[Top 100] Philippe Guyot (Vivalya) : « Nous avons le bon discours et le bon positionnement »
Entretien avec Philippe Guyot, directeur de Vivalya*.
Quel a été le niveau d’activité des adhérents Vivalya en ce début d’année ?
Le début d’année était sur la lancée de 2019, avec une croissance de 8 % sur le premier trimestre. Puis, à partir du 15 mars, d’une façon générale, nos adhérents ont perdu de 30 à 80 % de chiffre d’affaires selon que les entreprises étaient plus ou moins dépendantes de la restauration. Mais, avec la restructuration interne et l’accompagnement des clients GMS qui ont particulièrement performé pendant le confinement, nous avons certains adhérents du groupement qui, de façon assez surprenante pendant cette période, ont réalisé des chiffres substantiels, et qui nous permettront de traverser cette crise sans embûches.
Comment les adhérents ont-ils accompagné leurs clients et leurs partenaires ?
D’une part, le groupement a tenu ses promesses. Il n’était pas question de fermer un entrepôt et d’abandonner un client. S’agissant de nos accords avec nos producteurs locaux fournisseurs, cela a été quasi indolore avec des volumes pratiquement stabilisés : en 1re gamme, ils écoulent plus que l’année dernière en mars, avril et mai. En revanche, ce qui s’est écroulé bien sûr c’est la 4e gamme, car propre à la restauration. D’autre part, la proximité a été permanente. Chaque semaine, nous faisions un point avec nos clients. Nous les informions des disponibilités, des tendances.
Il a fallu assurer l’approvisionnement sans rupture aux établissements ouverts, nous avons maintenu les livraisons avec des volumes très réduits. Nous nous sommes dit : « On est là, on continue, on n’abuse pas de la situation. » Nos clients savent qu’ils peuvent compter sur nous, c’est notre pacte de confiance mutuelle.
Comment va évoluer cet accompagnement des restaurants ?
L’accompagnement de Vivalya, c’est d’aider la restauration à trouver le bon mode de consommation des fruits et légumes de saison, de relancer et soutenir le label France. Il s’agit, ici, d’examiner l’équation qualité-prix, nous essayons de trouver le juste prix car les producteurs français sont concurrencés par les pays limitrophes, Espagne et Italie. Cela passe bien entendu par des opérations de mise en avant du produit « France » avec nos grands comptes, les AOP, Mon restau responsable, Demain la terre, etc. Celles-ci sont mises en place malgré l’incertitude des volumes de consommation : la restauration collective ne traite actuellement, en moyenne, qu’entre 20 et 50 % en nombre de couverts. Grâce à la force du réseau, nous arrivons à maintenir ces opérations et à communiquer. Nous souhaitons apporter à la table du consommateur un maximum de traçabilité et de visibilité sur la production locale et le producteur. C’est un engagement fort et tous nos outils vont être axés dans ce sens en 2020 et 2021.

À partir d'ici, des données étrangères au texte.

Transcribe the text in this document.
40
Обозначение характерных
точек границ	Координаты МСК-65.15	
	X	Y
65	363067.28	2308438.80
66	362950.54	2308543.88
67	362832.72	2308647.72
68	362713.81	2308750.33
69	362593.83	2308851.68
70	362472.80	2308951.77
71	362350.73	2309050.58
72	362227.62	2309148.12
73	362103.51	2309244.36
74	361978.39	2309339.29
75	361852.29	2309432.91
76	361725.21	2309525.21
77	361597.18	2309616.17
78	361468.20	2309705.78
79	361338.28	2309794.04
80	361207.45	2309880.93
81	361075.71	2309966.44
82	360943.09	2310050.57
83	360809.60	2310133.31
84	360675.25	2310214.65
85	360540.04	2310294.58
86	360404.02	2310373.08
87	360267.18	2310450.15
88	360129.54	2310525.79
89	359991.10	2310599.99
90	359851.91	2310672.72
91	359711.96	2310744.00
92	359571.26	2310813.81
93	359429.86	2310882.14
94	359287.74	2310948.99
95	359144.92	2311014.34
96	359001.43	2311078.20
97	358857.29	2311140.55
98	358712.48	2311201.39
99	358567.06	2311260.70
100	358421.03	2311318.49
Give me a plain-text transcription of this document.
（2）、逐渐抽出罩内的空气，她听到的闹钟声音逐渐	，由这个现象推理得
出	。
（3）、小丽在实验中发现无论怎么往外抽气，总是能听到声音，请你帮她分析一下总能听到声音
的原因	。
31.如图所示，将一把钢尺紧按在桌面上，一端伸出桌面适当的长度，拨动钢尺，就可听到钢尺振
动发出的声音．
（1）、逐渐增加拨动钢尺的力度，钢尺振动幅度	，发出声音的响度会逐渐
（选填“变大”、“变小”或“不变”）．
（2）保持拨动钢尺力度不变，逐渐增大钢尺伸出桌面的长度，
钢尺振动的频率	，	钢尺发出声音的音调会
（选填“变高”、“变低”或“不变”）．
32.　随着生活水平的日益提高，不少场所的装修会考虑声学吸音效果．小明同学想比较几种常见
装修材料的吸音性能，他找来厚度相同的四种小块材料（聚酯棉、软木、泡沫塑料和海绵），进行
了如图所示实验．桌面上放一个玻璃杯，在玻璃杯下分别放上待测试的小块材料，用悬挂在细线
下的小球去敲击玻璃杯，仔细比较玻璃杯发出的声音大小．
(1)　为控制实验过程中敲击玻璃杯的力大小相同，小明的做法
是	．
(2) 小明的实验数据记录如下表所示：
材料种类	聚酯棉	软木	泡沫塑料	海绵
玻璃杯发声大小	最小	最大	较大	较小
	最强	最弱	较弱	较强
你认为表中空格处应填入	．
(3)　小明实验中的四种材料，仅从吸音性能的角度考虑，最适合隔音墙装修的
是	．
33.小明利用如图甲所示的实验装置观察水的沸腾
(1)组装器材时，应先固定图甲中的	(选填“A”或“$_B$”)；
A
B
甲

Quels enseignements tirez-vous de cette crise ?
Vivalya va très certainement sortir indemne de cette crise. La raison est simple : nous réalisons plus de 50 % de notre chiffre d’affaires avec la grande distribution, or cette dernière, de mars à mai, a très bien fonctionné. Il n’y a pas eu de défaillances au sein du réseau, notre groupement est constitué d’entreprises qui ont une très bonne santé financière. Sur les 75 dépôts, environ 70 sont restés ouverts tout le temps, 5 ont fermé très provisoirement, dans la marée en particulier, mais ils ont rouvert rapidement car il y a eu une demande forte de la grande distribution qui est venue raviver la flamme de leur chiffre d’affaires. Enfin, tout le monde a parfaitement anticipé la mise en place des aides gouvernementales, PGE, reports…
Revenons sur 2019. Quel bilan en faites-vous ?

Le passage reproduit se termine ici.